Praktische Hinweise für Betroffene
- Dokumentation des Besitzbeginns: Halten Sie den Besitzbeginn nach der Wiedervereinigung genau fest, um Ersitzungsfristen korrekt berechnen zu können.
- Grundbuchrecherche: Prüfen Sie die Eintragungen im Grundbuch sorgfältig und lassen Sie sich bei Unklarheiten von einem Fachanwalt für Erbrecht bzw.

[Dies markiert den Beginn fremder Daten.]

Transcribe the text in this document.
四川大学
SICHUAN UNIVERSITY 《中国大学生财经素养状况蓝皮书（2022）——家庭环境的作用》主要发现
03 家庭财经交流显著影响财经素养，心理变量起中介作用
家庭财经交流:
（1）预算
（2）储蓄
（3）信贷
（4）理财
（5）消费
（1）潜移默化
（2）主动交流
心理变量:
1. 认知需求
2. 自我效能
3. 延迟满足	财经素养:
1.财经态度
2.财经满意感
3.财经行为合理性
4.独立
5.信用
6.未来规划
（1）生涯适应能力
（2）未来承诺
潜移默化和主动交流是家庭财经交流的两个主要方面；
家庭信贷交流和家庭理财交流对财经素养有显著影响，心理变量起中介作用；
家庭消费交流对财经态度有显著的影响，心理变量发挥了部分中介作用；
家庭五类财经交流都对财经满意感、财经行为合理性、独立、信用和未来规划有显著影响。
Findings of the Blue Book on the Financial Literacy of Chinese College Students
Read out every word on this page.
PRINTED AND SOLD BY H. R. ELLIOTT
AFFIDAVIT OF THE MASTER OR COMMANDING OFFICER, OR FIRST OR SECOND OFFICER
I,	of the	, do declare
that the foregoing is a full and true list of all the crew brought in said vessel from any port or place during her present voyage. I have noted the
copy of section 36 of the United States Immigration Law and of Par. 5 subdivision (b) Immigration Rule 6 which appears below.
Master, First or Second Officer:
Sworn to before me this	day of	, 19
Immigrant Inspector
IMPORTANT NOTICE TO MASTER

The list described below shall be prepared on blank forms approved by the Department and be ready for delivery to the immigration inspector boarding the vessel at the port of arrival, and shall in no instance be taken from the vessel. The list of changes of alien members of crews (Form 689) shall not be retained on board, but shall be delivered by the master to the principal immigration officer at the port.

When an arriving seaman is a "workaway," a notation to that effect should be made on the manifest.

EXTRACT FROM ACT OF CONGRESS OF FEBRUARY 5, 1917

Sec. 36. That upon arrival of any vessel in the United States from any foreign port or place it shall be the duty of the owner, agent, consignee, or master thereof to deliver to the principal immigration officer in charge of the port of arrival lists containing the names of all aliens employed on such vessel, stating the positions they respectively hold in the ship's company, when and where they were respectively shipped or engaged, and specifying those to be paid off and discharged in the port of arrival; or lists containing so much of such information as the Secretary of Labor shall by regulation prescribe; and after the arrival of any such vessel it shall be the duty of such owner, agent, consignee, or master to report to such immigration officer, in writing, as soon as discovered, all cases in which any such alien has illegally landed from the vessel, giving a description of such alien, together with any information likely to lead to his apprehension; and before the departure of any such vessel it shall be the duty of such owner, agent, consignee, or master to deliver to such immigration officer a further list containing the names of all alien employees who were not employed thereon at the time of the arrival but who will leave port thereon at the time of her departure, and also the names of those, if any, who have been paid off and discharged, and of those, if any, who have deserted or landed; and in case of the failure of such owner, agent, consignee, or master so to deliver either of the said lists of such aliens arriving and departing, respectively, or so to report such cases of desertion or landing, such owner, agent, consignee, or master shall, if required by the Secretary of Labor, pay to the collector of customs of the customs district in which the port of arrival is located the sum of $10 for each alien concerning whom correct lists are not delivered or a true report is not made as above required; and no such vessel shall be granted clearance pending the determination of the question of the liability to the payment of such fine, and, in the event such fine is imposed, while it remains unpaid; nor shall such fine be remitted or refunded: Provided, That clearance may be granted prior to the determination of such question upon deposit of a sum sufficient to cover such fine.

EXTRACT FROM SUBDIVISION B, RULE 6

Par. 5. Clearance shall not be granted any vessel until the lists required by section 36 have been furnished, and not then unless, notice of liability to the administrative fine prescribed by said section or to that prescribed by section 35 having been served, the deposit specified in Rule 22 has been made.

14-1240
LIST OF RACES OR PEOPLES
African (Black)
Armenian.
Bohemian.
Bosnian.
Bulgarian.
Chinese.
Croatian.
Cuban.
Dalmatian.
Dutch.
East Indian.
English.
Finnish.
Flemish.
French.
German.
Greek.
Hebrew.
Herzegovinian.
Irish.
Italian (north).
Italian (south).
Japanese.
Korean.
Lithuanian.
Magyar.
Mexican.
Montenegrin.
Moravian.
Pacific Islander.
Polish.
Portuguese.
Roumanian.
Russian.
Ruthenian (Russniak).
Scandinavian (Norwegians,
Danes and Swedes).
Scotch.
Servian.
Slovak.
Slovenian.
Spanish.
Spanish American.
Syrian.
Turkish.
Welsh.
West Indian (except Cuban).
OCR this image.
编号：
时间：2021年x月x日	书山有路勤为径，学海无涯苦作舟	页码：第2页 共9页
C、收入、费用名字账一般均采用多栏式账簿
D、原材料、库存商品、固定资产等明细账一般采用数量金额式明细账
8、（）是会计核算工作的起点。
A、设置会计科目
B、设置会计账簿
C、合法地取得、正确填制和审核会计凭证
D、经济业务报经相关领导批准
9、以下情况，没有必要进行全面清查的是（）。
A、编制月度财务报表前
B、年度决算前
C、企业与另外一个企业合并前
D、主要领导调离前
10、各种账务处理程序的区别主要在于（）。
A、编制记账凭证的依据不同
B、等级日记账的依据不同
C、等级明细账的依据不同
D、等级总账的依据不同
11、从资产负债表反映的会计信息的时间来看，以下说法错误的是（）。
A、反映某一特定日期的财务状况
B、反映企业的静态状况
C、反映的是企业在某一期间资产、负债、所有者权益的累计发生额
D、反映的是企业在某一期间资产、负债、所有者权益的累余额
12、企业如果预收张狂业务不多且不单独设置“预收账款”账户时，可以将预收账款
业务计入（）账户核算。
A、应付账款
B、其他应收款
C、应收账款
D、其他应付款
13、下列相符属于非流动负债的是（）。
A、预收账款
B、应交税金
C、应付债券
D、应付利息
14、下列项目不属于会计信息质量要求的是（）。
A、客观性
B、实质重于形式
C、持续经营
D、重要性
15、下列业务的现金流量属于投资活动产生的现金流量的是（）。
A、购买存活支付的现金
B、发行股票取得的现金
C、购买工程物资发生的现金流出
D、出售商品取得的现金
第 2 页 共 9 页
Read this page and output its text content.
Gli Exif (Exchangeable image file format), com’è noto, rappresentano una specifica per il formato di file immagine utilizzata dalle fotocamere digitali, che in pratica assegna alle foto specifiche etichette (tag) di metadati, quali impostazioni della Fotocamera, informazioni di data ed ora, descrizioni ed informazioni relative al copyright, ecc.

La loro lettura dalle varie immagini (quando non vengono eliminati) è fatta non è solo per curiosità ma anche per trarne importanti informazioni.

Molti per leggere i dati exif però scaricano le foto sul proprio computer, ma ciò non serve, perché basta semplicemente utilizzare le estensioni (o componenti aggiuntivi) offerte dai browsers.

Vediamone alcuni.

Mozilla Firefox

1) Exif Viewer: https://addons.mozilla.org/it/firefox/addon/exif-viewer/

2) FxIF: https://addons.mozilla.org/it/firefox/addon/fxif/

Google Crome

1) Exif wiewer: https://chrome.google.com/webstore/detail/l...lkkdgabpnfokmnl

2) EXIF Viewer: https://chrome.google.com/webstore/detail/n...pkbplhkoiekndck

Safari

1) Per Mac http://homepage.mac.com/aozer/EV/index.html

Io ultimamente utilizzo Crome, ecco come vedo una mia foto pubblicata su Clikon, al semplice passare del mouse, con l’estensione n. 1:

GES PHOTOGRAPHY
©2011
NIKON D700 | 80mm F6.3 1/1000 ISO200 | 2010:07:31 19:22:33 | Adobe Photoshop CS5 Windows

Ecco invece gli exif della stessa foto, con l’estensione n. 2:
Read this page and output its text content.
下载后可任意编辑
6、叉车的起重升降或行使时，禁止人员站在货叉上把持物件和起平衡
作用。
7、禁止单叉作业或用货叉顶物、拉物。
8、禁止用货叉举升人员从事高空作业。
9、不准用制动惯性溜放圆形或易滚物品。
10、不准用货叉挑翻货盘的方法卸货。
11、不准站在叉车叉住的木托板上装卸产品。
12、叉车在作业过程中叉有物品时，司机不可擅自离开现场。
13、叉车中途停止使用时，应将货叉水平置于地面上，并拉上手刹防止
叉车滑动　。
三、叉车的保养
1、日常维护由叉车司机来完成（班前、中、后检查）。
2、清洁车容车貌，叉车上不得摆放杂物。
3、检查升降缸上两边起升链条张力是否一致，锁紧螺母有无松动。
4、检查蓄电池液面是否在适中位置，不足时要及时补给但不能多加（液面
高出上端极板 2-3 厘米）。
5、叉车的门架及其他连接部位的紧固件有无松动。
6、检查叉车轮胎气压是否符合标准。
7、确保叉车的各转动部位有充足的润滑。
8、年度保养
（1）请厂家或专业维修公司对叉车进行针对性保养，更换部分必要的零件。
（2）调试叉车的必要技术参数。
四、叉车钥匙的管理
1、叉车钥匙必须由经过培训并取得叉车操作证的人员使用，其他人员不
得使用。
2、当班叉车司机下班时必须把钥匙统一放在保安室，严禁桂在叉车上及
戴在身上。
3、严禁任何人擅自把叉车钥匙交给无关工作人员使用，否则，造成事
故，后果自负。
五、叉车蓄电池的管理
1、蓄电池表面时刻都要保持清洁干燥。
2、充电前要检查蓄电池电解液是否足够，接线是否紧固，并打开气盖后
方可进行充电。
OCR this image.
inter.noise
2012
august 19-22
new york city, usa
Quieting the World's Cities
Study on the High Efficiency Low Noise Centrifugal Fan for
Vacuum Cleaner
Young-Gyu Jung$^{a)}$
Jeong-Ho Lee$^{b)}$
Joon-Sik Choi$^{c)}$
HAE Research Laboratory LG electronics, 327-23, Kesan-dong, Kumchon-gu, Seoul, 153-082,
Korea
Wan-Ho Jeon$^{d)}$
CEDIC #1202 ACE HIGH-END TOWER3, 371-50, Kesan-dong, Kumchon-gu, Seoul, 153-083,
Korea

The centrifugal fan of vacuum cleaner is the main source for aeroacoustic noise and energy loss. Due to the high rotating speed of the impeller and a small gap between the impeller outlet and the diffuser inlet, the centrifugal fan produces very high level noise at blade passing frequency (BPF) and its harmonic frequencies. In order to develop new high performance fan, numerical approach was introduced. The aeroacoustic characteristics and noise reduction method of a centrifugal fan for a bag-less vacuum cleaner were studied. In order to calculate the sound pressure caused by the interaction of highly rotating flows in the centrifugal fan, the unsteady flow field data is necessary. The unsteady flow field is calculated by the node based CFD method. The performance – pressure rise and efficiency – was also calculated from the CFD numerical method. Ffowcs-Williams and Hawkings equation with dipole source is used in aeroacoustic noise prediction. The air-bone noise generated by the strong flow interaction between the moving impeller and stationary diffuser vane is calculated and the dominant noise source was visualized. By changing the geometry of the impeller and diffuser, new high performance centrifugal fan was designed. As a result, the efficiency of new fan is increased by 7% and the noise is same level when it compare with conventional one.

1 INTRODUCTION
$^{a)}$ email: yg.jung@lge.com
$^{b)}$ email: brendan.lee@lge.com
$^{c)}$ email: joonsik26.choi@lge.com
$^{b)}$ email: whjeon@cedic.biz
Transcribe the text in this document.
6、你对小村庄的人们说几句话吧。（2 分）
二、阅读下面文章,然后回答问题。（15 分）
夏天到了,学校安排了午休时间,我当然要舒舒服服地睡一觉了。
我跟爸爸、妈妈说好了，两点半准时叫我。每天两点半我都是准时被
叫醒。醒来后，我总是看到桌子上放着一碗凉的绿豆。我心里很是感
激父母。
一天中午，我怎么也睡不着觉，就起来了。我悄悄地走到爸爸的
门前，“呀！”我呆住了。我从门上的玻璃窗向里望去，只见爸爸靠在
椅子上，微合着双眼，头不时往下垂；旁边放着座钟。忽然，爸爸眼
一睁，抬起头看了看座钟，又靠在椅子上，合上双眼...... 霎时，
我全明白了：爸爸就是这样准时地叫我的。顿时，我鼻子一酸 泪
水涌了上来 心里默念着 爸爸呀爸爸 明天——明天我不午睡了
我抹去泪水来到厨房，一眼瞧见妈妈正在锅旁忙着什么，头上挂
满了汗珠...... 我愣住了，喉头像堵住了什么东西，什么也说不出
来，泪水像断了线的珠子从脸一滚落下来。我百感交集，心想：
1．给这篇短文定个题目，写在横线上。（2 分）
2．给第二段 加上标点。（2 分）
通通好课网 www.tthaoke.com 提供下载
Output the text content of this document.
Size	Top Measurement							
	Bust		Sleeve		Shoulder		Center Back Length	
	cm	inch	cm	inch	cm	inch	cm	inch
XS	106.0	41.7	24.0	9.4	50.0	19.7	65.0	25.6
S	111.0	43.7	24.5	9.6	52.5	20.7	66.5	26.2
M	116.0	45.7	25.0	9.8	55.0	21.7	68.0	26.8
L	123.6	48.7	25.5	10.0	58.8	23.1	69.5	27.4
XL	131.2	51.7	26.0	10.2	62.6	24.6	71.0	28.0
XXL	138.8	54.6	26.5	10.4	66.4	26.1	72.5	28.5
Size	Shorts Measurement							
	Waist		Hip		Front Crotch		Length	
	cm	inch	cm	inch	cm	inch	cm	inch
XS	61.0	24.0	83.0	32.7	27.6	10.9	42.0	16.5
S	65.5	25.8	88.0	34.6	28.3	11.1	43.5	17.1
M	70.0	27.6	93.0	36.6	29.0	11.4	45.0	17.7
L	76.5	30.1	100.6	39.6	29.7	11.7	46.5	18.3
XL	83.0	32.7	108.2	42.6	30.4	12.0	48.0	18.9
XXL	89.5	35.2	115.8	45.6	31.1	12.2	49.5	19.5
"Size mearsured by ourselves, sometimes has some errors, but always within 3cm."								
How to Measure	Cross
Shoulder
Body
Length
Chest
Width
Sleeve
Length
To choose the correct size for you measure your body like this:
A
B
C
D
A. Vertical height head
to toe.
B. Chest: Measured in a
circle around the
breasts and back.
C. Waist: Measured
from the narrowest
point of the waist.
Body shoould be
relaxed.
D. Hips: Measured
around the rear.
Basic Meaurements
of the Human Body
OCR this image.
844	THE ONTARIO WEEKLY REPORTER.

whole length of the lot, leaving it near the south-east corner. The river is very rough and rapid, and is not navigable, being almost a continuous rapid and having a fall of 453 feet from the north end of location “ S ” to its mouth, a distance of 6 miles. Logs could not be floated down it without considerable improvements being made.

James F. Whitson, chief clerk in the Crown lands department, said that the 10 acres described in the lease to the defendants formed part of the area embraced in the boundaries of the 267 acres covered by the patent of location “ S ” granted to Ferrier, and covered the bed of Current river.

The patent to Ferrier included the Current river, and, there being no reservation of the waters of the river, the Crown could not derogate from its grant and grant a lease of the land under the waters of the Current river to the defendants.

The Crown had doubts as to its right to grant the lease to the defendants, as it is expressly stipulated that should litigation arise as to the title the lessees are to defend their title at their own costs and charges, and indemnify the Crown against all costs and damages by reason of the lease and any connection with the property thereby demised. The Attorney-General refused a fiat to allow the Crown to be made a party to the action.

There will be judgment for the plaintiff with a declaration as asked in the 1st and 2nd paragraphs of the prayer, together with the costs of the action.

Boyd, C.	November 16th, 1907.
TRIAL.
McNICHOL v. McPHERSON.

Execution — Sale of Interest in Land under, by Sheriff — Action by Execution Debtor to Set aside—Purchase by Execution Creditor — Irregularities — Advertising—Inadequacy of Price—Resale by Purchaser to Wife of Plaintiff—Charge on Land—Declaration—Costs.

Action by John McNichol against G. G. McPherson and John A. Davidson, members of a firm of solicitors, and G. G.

Grundstücksrecht beraten.
- Rechtsberatung bei Erbschaften: Gerade bei Erbschaften in den neuen Bundesländern sollten Sie die Rechtslage sorgfältig prüfen, da die Ersitzung eine wesentliche Rolle bei der Eigentumsübertragung spielen kann.
- Fristen beachten: Die Ersitzungsfrist beträgt nach § 900 BGB zehn Jahre – eine verpasste Frist kann den Eigentumserwerb verhindern.
Zusammenfassend zeigt das Urteil, dass die historische Besonderheit der DDR-Grundstücksverwaltung bei der Anwendung des bundesdeutschen Erbrechts und Grundstücksrechts sorgfältig berücksichtigt werden muss. Nur so kann eine verlässliche Rechtsordnung gewährleistet werden.